Yes, the tests are on same laptop (bootcamp with XP). Actually I also tried on a Dell desktop computer with GTX 310, but it takes about 80ms too.

The test program only invokes OpenCL API not CUDA. I just compile it with XCode and Visual C++ 2008 on Mac and PC.

I also suspect it’s the ICD implementation problem. You know the OpenCL is a really new standard, maybe every provider didn’t come to same place yet.

Sorry, your suggestion code can’t help. You can’t setup 512512 for the local size. The maximum group size is just 512, so that means 2222 is the max setting.

I know there are some improvements can be done about memory access. But my question is why Apple did much better than NVidia (50X)?

I can think of no good reasons. It could be any number of things from memory management at the OS level, to queue management inside the library – and several other things at that.

You could probably run a code profiler to check where your code is spending most of it’s time. Make your EnqueueWriteBuffer/Read calls blocking calls then check if thats what is taking so long, or kernel execution.

Thanks. I will try more.

I don’t know whether a software claimed optimized with OpenCL really do better job on all platform. I’m not doubt NVidia GPU can do great job if I optimize for it. But to get consistent performance is just what “industry standard” does, didn’t it? I have to give up optimize our software with OpenCL, until it get better support from different provider.

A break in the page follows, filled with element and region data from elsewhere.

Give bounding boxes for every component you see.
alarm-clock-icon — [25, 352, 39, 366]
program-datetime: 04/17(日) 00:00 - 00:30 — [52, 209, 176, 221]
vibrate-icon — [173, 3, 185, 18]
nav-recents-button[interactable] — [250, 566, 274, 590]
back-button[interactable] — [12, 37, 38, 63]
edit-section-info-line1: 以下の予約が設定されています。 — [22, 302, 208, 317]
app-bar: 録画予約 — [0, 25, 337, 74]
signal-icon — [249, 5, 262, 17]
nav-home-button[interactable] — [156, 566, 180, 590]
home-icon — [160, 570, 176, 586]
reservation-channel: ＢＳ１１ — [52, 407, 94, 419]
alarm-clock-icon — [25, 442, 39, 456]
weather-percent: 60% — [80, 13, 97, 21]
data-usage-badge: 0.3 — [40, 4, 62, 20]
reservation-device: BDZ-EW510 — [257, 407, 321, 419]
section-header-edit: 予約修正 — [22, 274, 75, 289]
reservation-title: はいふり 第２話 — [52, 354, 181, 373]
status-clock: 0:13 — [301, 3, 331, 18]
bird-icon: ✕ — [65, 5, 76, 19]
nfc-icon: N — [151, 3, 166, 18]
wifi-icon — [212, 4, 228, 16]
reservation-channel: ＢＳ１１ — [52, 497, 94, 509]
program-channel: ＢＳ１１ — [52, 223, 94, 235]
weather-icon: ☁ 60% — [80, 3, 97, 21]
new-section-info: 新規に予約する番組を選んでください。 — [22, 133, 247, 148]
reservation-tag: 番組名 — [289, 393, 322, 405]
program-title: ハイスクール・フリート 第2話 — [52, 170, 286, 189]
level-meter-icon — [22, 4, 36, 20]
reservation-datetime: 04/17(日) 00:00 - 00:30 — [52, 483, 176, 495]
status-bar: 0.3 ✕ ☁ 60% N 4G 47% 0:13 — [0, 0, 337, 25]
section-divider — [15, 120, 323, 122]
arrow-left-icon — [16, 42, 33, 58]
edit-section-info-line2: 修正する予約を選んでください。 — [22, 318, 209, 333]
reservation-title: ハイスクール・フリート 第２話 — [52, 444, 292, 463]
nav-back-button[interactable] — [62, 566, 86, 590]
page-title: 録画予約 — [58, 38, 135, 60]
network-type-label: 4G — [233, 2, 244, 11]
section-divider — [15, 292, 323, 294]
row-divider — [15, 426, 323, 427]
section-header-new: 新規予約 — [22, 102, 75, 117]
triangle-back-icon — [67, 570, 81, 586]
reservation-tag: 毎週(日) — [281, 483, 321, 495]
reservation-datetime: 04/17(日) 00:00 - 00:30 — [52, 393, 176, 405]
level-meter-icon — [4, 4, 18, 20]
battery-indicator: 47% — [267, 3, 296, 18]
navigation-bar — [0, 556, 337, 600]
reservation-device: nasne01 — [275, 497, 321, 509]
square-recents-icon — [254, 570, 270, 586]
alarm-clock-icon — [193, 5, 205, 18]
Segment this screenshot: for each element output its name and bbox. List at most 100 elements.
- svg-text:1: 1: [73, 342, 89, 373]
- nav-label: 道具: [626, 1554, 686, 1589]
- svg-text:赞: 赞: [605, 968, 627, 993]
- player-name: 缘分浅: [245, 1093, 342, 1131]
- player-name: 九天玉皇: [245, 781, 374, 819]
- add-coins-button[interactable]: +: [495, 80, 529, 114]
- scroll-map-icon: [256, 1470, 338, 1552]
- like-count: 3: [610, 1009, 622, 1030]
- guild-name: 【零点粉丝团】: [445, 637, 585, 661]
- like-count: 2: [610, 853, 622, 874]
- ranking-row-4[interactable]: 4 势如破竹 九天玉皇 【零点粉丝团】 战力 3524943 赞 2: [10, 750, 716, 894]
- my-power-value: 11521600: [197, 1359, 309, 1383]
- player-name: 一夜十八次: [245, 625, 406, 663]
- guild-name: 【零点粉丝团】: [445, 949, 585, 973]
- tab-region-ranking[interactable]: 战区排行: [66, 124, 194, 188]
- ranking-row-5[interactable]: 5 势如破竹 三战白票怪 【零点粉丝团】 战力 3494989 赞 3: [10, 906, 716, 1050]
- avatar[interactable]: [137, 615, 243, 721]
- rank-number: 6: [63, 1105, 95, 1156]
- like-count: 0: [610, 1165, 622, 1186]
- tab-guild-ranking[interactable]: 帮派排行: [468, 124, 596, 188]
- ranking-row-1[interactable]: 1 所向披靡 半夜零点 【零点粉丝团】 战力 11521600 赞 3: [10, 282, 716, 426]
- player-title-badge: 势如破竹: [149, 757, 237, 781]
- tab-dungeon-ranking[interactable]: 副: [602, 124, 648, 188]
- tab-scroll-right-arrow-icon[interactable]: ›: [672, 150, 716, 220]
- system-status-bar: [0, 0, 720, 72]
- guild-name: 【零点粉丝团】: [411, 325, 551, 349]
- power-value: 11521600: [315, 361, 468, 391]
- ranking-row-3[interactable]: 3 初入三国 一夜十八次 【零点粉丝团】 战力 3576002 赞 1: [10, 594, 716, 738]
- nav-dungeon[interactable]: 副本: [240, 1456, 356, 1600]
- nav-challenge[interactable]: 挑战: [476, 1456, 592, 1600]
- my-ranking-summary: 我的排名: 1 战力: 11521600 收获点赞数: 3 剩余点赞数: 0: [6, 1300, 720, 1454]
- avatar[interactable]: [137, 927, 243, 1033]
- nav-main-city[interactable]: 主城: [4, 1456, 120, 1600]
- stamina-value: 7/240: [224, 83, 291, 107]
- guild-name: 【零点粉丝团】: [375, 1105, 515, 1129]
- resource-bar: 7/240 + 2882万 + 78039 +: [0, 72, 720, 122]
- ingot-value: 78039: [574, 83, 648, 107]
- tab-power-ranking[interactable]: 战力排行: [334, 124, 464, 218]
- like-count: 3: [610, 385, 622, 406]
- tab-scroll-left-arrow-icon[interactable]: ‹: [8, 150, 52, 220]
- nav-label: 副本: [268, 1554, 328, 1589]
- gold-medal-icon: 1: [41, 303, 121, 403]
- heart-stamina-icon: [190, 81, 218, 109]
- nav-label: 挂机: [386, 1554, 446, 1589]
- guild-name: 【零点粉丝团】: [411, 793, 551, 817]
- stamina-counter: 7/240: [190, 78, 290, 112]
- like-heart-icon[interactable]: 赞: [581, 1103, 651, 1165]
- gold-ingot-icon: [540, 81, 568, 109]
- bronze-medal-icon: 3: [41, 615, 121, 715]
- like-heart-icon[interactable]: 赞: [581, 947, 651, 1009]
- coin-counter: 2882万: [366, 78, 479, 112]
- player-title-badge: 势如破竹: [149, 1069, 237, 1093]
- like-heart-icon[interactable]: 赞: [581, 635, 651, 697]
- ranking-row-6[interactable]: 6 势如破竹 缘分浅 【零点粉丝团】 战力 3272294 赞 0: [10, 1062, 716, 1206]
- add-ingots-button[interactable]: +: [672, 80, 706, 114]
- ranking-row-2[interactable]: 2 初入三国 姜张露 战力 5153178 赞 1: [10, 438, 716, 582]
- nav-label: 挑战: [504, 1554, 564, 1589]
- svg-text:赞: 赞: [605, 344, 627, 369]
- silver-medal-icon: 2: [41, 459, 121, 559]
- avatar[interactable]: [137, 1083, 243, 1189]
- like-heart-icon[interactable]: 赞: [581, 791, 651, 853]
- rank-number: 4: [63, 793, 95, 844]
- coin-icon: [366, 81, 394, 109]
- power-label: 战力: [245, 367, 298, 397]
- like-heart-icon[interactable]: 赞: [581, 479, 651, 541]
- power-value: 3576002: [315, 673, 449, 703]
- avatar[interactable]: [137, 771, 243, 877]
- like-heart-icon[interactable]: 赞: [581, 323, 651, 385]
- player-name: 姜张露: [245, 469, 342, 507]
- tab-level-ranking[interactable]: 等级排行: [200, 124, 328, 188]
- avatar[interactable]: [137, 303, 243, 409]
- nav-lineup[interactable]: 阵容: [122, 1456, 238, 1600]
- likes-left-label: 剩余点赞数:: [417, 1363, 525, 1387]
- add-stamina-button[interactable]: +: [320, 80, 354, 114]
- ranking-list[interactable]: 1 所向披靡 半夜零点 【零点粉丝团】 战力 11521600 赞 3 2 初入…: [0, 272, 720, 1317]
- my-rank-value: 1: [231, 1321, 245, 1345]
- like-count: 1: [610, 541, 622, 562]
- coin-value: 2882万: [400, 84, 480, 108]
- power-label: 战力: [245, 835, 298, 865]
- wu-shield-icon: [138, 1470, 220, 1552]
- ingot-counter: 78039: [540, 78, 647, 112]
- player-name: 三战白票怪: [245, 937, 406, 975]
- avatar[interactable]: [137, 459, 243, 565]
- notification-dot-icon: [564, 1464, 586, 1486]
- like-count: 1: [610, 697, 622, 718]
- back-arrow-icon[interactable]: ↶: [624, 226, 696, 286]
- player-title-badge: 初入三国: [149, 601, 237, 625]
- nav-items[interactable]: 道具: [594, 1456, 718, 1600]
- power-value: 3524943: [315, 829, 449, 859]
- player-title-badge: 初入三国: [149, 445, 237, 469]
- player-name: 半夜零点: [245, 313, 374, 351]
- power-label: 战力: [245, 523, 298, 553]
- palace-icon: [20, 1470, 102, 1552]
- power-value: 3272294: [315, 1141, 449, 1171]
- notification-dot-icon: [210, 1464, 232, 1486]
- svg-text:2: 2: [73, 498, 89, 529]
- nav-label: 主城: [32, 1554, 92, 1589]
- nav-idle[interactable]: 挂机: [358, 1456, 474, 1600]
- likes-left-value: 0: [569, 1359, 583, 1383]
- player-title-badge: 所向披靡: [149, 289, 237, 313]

The standard is young. It only guarantees that implementations will execute the requirements correctly. They generally have few, if any, performance mandates.

That said, Apple knows very well how to optimize OS memory management for its Mac series of products. NVIDIA has to be a bit more generic.

The reason I recommend you profile the code is to determine if it is memory management, or the kernel. If it is kernel, then you may be able to figure out how to optimize the kernel. If it is memory management, you may have to wait for a more mature technology.

You may also want to check the drivers you are using on the Windows install are up to date (just a thought).

Thanks Alex. You know Nvidia has some documents about how to optimize OpenCL memory. And I also tested the Nvidia CUDA filter example, it can get more than 60fps (i.e. less than 2ms) on my Mac.

BTW, I did install lasted driver and CUDA sdk 3.1.